Right now, the echo of Lincoln still rings loudly in our years (the last American Civil War vet died in '56 and the last veteran bride just passed away in 2020). Every single President has been a combination of too much of a true believer in the American project and too much of a realpolitik pragmatist to give away a US state, even if there was internal support for it (there hasn't been.)
Ideologically, I think younger Americans (left and right) are less inclined to have a patriotism or nationalism towards their country as a motherland/fatherland. Some of them might see it merely as a tool to achieve their preferred policy ends (and indeed that's a common attitude towards government these days!) Combine that with an intense focus on maintaining domestic political power, a lack of pragmatic understanding** and a world where there is some native demand for a national divorce and I could see a future where a sitting President goes "besides millions of taxpayers, tens of thousands of servicemen, dozens of vital military installations, four or five different priceless natural resources, and one really nice vacation spot, what have those 40ish Electoral College votes ever done for us?" (Technically this even sort-of happened the first time; the feds did ~zip to stop secession until Lincoln took office.)
I'm not sure such a situation is likely per se, but I think it will be something that will be on the radar in the minds of future politicians in a way that it isn't of most currently serving ones.
An interesting barometer here is Brexit and the Scottish independence question. Obviously Brexit went through, and from what I can tell there's zero English interest in even something relatively mild (like sanctions) if Scotland actually votes to secede. I don't think that this rules out punitive actions or even military action against seceding states, but after a clear referenda I think it is politically trickier.
*In reality I suspect this is a mirage, actually, but a tempting one.
**I'm not actually sure if future governing generations will be worse at pragmatic understanding, to be clear.

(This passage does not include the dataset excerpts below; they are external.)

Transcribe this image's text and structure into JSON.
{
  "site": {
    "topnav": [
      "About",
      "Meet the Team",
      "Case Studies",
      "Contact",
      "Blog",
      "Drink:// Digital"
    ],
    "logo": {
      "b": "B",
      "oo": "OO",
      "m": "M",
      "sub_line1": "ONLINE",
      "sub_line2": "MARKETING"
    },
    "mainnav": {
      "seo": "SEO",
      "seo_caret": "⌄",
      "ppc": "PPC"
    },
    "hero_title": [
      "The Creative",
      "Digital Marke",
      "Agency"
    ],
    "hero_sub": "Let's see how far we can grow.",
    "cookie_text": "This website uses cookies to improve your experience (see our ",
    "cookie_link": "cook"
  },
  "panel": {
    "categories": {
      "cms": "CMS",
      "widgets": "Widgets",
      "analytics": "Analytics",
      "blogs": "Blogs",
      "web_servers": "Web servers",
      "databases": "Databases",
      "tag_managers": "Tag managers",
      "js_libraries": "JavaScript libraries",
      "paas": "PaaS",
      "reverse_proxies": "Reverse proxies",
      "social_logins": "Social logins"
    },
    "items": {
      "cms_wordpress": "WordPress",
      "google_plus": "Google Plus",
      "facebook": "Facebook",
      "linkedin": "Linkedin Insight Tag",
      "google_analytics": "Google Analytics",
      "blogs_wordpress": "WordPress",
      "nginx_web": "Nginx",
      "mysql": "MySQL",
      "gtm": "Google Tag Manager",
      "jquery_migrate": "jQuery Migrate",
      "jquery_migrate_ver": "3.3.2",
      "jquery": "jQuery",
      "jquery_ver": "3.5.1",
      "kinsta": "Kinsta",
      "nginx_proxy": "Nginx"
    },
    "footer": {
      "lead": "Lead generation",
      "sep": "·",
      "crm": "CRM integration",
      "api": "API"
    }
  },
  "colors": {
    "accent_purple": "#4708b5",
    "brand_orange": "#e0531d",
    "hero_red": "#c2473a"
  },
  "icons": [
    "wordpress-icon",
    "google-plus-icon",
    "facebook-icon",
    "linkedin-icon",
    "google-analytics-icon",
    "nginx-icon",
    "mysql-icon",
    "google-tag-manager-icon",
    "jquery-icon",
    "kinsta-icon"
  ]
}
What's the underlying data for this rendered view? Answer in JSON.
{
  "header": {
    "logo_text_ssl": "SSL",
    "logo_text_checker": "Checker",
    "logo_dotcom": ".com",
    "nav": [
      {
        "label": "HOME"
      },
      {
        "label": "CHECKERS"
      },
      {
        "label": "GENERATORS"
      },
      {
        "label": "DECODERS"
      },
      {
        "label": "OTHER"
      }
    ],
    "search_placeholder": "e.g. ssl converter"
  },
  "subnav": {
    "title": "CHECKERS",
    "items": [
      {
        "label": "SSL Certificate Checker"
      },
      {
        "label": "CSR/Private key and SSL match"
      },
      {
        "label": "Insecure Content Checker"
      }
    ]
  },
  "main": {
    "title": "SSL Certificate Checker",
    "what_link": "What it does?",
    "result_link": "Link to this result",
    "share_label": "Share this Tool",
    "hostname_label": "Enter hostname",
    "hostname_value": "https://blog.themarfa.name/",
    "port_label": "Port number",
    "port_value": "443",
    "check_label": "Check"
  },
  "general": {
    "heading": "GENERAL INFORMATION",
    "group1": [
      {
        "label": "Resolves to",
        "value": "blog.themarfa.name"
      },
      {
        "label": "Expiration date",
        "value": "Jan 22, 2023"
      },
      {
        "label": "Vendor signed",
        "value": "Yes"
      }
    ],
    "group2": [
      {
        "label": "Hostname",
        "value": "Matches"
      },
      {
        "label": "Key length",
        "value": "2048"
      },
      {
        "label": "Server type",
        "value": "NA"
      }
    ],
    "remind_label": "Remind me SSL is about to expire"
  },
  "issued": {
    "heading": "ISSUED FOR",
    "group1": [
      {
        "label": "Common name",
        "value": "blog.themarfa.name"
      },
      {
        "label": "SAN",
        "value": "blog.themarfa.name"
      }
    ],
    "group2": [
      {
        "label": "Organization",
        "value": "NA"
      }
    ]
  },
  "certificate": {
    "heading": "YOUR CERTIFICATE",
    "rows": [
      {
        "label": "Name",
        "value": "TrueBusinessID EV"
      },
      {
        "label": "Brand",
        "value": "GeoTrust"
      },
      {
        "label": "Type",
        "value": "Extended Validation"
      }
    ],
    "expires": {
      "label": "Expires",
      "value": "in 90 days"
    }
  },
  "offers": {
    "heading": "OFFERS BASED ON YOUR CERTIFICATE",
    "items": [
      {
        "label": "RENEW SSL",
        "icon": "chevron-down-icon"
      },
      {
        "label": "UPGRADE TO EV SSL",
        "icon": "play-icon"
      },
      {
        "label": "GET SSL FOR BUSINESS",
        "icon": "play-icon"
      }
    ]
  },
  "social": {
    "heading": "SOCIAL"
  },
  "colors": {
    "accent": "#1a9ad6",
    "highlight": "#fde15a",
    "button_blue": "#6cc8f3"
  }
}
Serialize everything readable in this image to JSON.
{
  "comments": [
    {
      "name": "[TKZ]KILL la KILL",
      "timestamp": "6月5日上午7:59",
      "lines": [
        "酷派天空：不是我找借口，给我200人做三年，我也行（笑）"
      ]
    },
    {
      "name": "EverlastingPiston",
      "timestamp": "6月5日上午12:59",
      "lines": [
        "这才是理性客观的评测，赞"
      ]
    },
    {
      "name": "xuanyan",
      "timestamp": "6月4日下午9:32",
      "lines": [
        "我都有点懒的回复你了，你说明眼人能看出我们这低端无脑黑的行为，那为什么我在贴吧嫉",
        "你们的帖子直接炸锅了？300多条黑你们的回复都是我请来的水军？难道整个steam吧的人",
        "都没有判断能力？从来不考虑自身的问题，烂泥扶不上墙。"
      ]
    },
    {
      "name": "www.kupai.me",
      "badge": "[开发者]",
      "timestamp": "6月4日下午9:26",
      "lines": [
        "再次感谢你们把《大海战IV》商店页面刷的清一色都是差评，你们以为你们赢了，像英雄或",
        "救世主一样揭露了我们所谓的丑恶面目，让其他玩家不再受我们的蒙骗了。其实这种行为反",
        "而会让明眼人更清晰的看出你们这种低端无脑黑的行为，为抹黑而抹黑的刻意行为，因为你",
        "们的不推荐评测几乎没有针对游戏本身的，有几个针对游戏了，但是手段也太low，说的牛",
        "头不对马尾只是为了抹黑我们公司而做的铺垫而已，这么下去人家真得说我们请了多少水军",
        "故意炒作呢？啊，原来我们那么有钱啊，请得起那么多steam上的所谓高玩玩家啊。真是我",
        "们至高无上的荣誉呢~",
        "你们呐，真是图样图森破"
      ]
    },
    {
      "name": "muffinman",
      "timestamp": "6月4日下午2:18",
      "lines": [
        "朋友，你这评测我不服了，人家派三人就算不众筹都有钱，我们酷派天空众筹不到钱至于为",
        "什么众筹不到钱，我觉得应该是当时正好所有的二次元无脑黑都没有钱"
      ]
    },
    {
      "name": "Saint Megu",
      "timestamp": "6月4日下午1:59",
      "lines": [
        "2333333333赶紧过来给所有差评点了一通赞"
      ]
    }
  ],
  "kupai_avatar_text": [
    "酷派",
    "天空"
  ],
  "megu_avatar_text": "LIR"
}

Certainly many younger people seem less pragmatically-minded, but I'm not sure that's ever been otherwise!
On the other hand, there's the Catalonian independence referendum that got declared illegal by Spain and people arrested for voting, while the rest of the EU gave zero fucks.
There's the ethnic cleansing of Artasakh, 200k people ran away. Russian peacekeepers lost iirc 10+ soldiers. Allegedly a few massacres too.
No one gives a fuck, somehow. Azeris are 'reliable allies'.
People only give a fuck if there's a lobby group.
Armenians have been staunch Russian allies for decades and are close to Iran, they were screwed over by their allies. On /r/europe the attitude is typically ‘it sucks, but that’s what you get for trusting Russia’.
They snubbed Russia in 2010s and tried to cozy up to the West. Also Russia is very much occupied at the moment, which is likely what let Azeris get away with the ethnic cleansing.
I have strong doubts Russians would have just eaten getting their troops killed like this if they weren't engaged in Ukraine.